Опять вы, гордые, воссталиЗа независимость страны,И снова перед вами палиСамодержавия сыны,И снова знамя вольности кровавойЯвилося, победы мрачный знак,Оно любимо было прежде славой:Суворов был его сильнейший враг.
По содержанию фрагмент вернее всего отнести именно к польским событиям, но этому противоречит дата: восстание в Польше началось в ноябре, а стихи написаны на странице, имеющей авторскую помету: 10 июля (1830). Мнением большинства исследователей отрывок трактуется как отклик на революцию во Франции. Однако и эта версия противоречит реалиям текста. Первые известия о парижском возмущении дошли до Москвы в августе. Неясно также, какое отношение имеют к событиям во Франции «самодержавия сыны», да и Суворов вряд ли может быть назван злейшим врагом французской «вольности». К тому же на это событие Лермонтов уже откликнулся – памфлетом на Карла X.
Короче: если проставленное рукой автора число – 10 июля – не является датой французской революции, то почему бы не отнести стихи к Варшавскому восстанию, ведь в их содержании нет ни одного момента, который противоречил бы такому предположению? Лермонтов мог записать текст на оставшейся чистой странице – под датой задуманного, но не состоявшегося стихотворения. Месяц июль 1830 года был месяцем его литературной влюбленности в мадемуазель Сушкову, и каждый день того июля в Середникове, куда мисс Блэк-айз приезжала ежедневно, был поводом к еще и еще одному посланию… Так почему же не предположить, что в тот день между молодыми людьми произошло нечто, что Лермонтов отметил, со свойственной ему пунктуальностью, датой.
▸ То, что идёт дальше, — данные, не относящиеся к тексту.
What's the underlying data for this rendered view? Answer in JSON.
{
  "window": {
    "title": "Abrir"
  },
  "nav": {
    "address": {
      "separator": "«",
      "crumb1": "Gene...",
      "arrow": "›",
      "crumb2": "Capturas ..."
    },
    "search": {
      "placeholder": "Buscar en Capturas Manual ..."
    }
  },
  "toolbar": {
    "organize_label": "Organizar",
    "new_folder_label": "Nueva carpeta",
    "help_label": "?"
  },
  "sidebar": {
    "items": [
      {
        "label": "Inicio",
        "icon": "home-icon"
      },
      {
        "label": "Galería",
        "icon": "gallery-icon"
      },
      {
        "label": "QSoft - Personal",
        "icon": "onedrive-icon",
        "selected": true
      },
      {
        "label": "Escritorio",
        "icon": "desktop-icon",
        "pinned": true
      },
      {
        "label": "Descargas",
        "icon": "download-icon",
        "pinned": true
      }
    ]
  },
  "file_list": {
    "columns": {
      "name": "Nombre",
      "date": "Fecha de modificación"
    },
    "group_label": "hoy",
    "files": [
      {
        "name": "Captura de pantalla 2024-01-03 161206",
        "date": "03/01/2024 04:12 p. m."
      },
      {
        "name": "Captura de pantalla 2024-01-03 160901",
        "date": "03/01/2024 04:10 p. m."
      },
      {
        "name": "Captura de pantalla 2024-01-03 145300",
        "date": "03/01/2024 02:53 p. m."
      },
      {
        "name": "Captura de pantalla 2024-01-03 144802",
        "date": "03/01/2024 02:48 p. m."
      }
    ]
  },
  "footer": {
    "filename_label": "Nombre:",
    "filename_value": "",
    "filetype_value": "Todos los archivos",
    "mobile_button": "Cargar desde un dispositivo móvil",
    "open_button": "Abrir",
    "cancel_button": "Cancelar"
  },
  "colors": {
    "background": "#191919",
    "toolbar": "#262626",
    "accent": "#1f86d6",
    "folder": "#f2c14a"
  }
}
А стихи не написались, поскольку вполне вероятно, что именно 10 июля 1830 года в Середникове стало известно: в редакции «Московских ведомостей» уже получено сообщение о севастопольской трагедии.
Впрочем, о какой бы революции ни шла здесь речь, стихотворение подтверждает, что и политико-нравственное отделение Лермонтов все-таки выбрал не случайно и что его тогдашние (в 1830–1831 гг.) политические предпочтения мало чем отличались от убеждений радикально настроенной университетской молодежи. Не избежал он, пусть и пассивного, соучастия в так называемой «маловской истории». История эта широко известна благодаря Александру Ивановичу Герцену, описавшему ее в «Былом и думах». Но существует и другая, не столь романтическая версия. Ее автор – Яков Костенецкий.
Экстраординарный профессор Михаил Яковлевич Малов читал на политическом отделении теорию гражданского и уголовного права: курс «был смесью отрывков из разных иностранных теоретиков», то есть «чистой чепухой без системы и идеи». На лекциях его, однако, было довольно тихо: Малов побаивался студентов, избегал делать им замечания, и они спокойно занимались каждый своим делом.
И вдруг тихий Малов, после того как его перевели из экстраординарных в ординарные, резко изменил стиль поведения. Он, как говорили студенты, «возгордился», из тишайшего сделался «самовластным». Аудитория, естественно, возмутилась и решила, сговорившись, проучить «зазнайку».
Спокойно, по обычаю, выслушав более часа «чистой чепухи», минут за десять до звонка выбранные лица в разных концах аудитории стали демонстративно громко шаркать ногами. Малов изумился, попробовал «воздействовать» – не помогло: шарканье стало всеобщим, и профессор… струсил, смалодушничал, стал просить вошедших в раж студентов «пожалеть» его. Несмотря на азарт, массы устыдились – уж очень жалок был новоиспеченный «ординарный профессор»! Но Малов не оценил великодушия. Воспользовавшись наступившей тишиной, стал насмешничать: зачем-де перестали, продолжайте! Этого разгоряченные молодые люди уже не смогли вынести, повскакали с мест, затопали, стали колотить чем попало о спинки передних скамеек… Словом, устроилась, и как-то сама собой, настоящая «демонстрация». Малов выбежал из аудитории под яростные крики: «Вон! Вон! Вон!» Кто-то даже запустил ему вслед фуражку.